Sisterhood, Sexuality and Civil Disobedience

Set the Stage for Gender Equity in Iceland

closeup photo of two women looking coy as they think about the lessons we can learn from the way Iceland treats women

Iceland’s First Lady, Eliza Reid’s recent book, The Sprakar: Iceland’s Extraordinary Women, inspired this timely exploration of the policies, strategies and approaches Iceland has used to achieve its first place spot in gender equity.  The word Sprakar means wise, powerful woman.  Wow – a language with a name for a bad-ass woman!  Here is some of what she has to say:

Iceland holds to #1 spot in the world in gender equity according to the World Economic Forum Gender Gap Index.  The US is ranked #53.  Most striking, 88% of Icelandic women work outside the home while only 57.4% of US women work outside the home.  What is going on in Iceland?!


Comprehensive healthcare for pregnant moms removes the burden of not having adequate prenatal and maternal care.  The government provides leave to both parents – up to 9 months between the 2 parents.  Subsidized high-quality childcare is available in most neighborhoods.  The government offers pre-k education along with a traditional schooling system, plus after school programming.  Iceland believes that supporting families supports society at large – and women who work.


Women in Iceland have a long tradition of creating social networks and groups to foster connection.  In the past, it may have been a knitting or crafting group or a group that organized around philanthropy, while today it may be a cold water swimming group, hiking, art or other interest group.

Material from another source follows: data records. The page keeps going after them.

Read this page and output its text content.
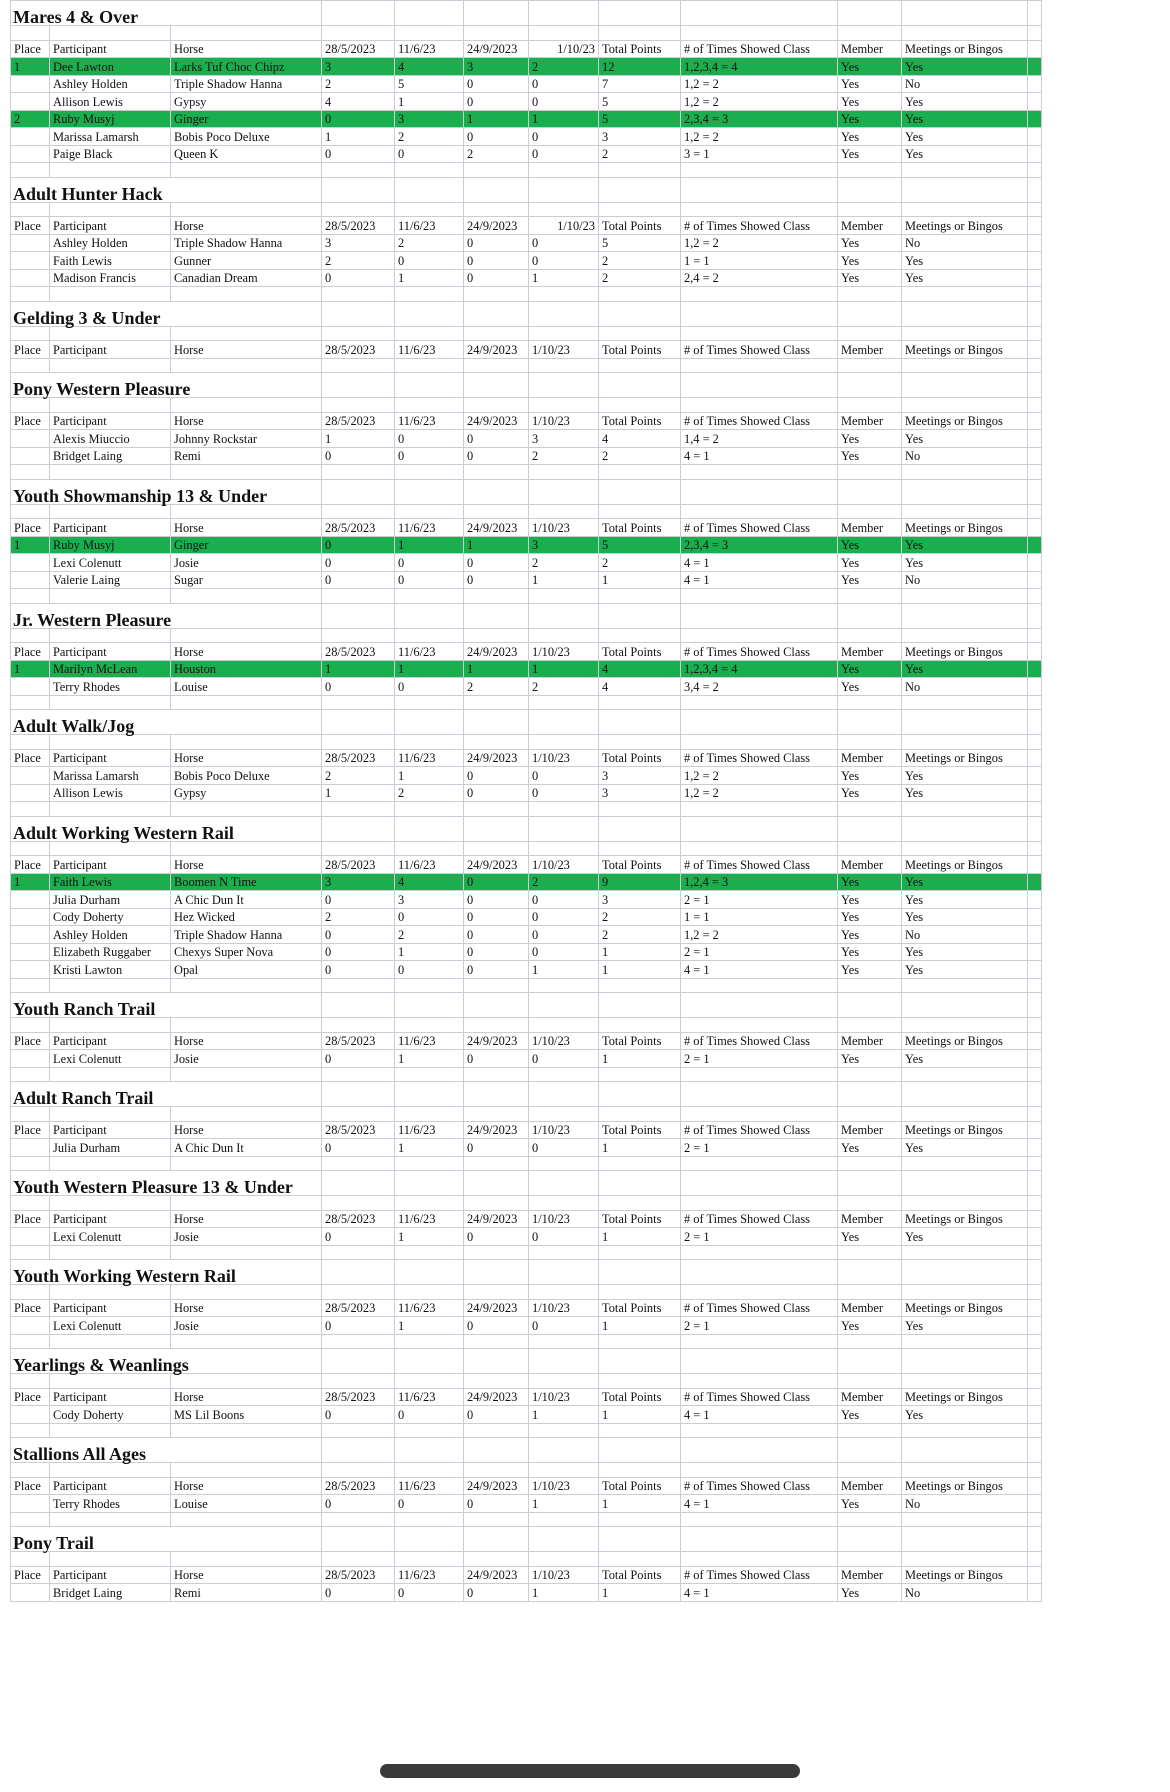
Mares 4 & Over											

Place	Participant	Horse	28/5/2023	11/6/23	24/9/2023	1/10/23	Total Points	# of Times Showed Class	Member	Meetings or Bingos	
1	Dee Lawton	Larks Tuf Choc Chipz	3	4	3	2	12	1,2,3,4 = 4	Yes	Yes	
	Ashley Holden	Triple Shadow Hanna	2	5	0	0	7	1,2 = 2	Yes	No	
	Allison Lewis	Gypsy	4	1	0	0	5	1,2 = 2	Yes	Yes	
2	Ruby Musyj	Ginger	0	3	1	1	5	2,3,4 = 3	Yes	Yes	
	Marissa Lamarsh	Bobis Poco Deluxe	1	2	0	0	3	1,2 = 2	Yes	Yes	
	Paige Black	Queen K	0	0	2	0	2	3 = 1	Yes	Yes	

Adult Hunter Hack											

Place	Participant	Horse	28/5/2023	11/6/23	24/9/2023	1/10/23	Total Points	# of Times Showed Class	Member	Meetings or Bingos	
	Ashley Holden	Triple Shadow Hanna	3	2	0	0	5	1,2 = 2	Yes	No	
	Faith Lewis	Gunner	2	0	0	0	2	1 = 1	Yes	Yes	
	Madison Francis	Canadian Dream	0	1	0	1	2	2,4 = 2	Yes	Yes	

Gelding 3 & Under											

Place	Participant	Horse	28/5/2023	11/6/23	24/9/2023	1/10/23	Total Points	# of Times Showed Class	Member	Meetings or Bingos	

Pony Western Pleasure											

Place	Participant	Horse	28/5/2023	11/6/23	24/9/2023	1/10/23	Total Points	# of Times Showed Class	Member	Meetings or Bingos	
	Alexis Miuccio	Johnny Rockstar	1	0	0	3	4	1,4 = 2	Yes	Yes	
	Bridget Laing	Remi	0	0	0	2	2	4 = 1	Yes	No	

Youth Showmanship 13 & Under											

Place	Participant	Horse	28/5/2023	11/6/23	24/9/2023	1/10/23	Total Points	# of Times Showed Class	Member	Meetings or Bingos	
1	Ruby Musyj	Ginger	0	1	1	3	5	2,3,4 = 3	Yes	Yes	
	Lexi Colenutt	Josie	0	0	0	2	2	4 = 1	Yes	Yes	
	Valerie Laing	Sugar	0	0	0	1	1	4 = 1	Yes	No	

Jr. Western Pleasure											

Place	Participant	Horse	28/5/2023	11/6/23	24/9/2023	1/10/23	Total Points	# of Times Showed Class	Member	Meetings or Bingos	
1	Marilyn McLean	Houston	1	1	1	1	4	1,2,3,4 = 4	Yes	Yes	
	Terry Rhodes	Louise	0	0	2	2	4	3,4 = 2	Yes	No	

Adult Walk/Jog											

Place	Participant	Horse	28/5/2023	11/6/23	24/9/2023	1/10/23	Total Points	# of Times Showed Class	Member	Meetings or Bingos	
	Marissa Lamarsh	Bobis Poco Deluxe	2	1	0	0	3	1,2 = 2	Yes	Yes	
	Allison Lewis	Gypsy	1	2	0	0	3	1,2 = 2	Yes	Yes	

Adult Working Western Rail											

Place	Participant	Horse	28/5/2023	11/6/23	24/9/2023	1/10/23	Total Points	# of Times Showed Class	Member	Meetings or Bingos	
1	Faith Lewis	Boomen N Time	3	4	0	2	9	1,2,4 = 3	Yes	Yes	
	Julia Durham	A Chic Dun It	0	3	0	0	3	2 = 1	Yes	Yes	
	Cody Doherty	Hez Wicked	2	0	0	0	2	1 = 1	Yes	Yes	
	Ashley Holden	Triple Shadow Hanna	0	2	0	0	2	1,2 = 2	Yes	No	
	Elizabeth Ruggaber	Chexys Super Nova	0	1	0	0	1	2 = 1	Yes	Yes	
	Kristi Lawton	Opal	0	0	0	1	1	4 = 1	Yes	Yes	

Youth Ranch Trail											

Place	Participant	Horse	28/5/2023	11/6/23	24/9/2023	1/10/23	Total Points	# of Times Showed Class	Member	Meetings or Bingos	
	Lexi Colenutt	Josie	0	1	0	0	1	2 = 1	Yes	Yes	

Adult Ranch Trail											

Place	Participant	Horse	28/5/2023	11/6/23	24/9/2023	1/10/23	Total Points	# of Times Showed Class	Member	Meetings or Bingos	
	Julia Durham	A Chic Dun It	0	1	0	0	1	2 = 1	Yes	Yes	

Youth Western Pleasure 13 & Under											

Place	Participant	Horse	28/5/2023	11/6/23	24/9/2023	1/10/23	Total Points	# of Times Showed Class	Member	Meetings or Bingos	
	Lexi Colenutt	Josie	0	1	0	0	1	2 = 1	Yes	Yes	

Youth Working Western Rail											

Place	Participant	Horse	28/5/2023	11/6/23	24/9/2023	1/10/23	Total Points	# of Times Showed Class	Member	Meetings or Bingos	
	Lexi Colenutt	Josie	0	1	0	0	1	2 = 1	Yes	Yes	

Yearlings & Weanlings											

Place	Participant	Horse	28/5/2023	11/6/23	24/9/2023	1/10/23	Total Points	# of Times Showed Class	Member	Meetings or Bingos	
	Cody Doherty	MS Lil Boons	0	0	0	1	1	4 = 1	Yes	Yes	

Stallions All Ages											

Place	Participant	Horse	28/5/2023	11/6/23	24/9/2023	1/10/23	Total Points	# of Times Showed Class	Member	Meetings or Bingos	
	Terry Rhodes	Louise	0	0	0	1	1	4 = 1	Yes	No	

Pony Trail											

Place	Participant	Horse	28/5/2023	11/6/23	24/9/2023	1/10/23	Total Points	# of Times Showed Class	Member	Meetings or Bingos	
	Bridget Laing	Remi	0	0	0	1	1	4 = 1	Yes	No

Iceland has a relatively stigma- free culture of sexuality.  Transgender people feel alot of acceptance in Iceland.  Iceland’s results tell us when women and transgender people’s sexuality is not judged and controlled, women experience more equity.


Iceland has adopted broad laws that require equity.  Its pay equity law requires businesses to prove pay equity. It has also adopted a law to require 40% membership on corporate boards of directors.  Both of these laws have led to significant progress on both issues.

When we talk about what we can do to create ease, meaning and joy for women at work, Iceland may be the best place for us to look.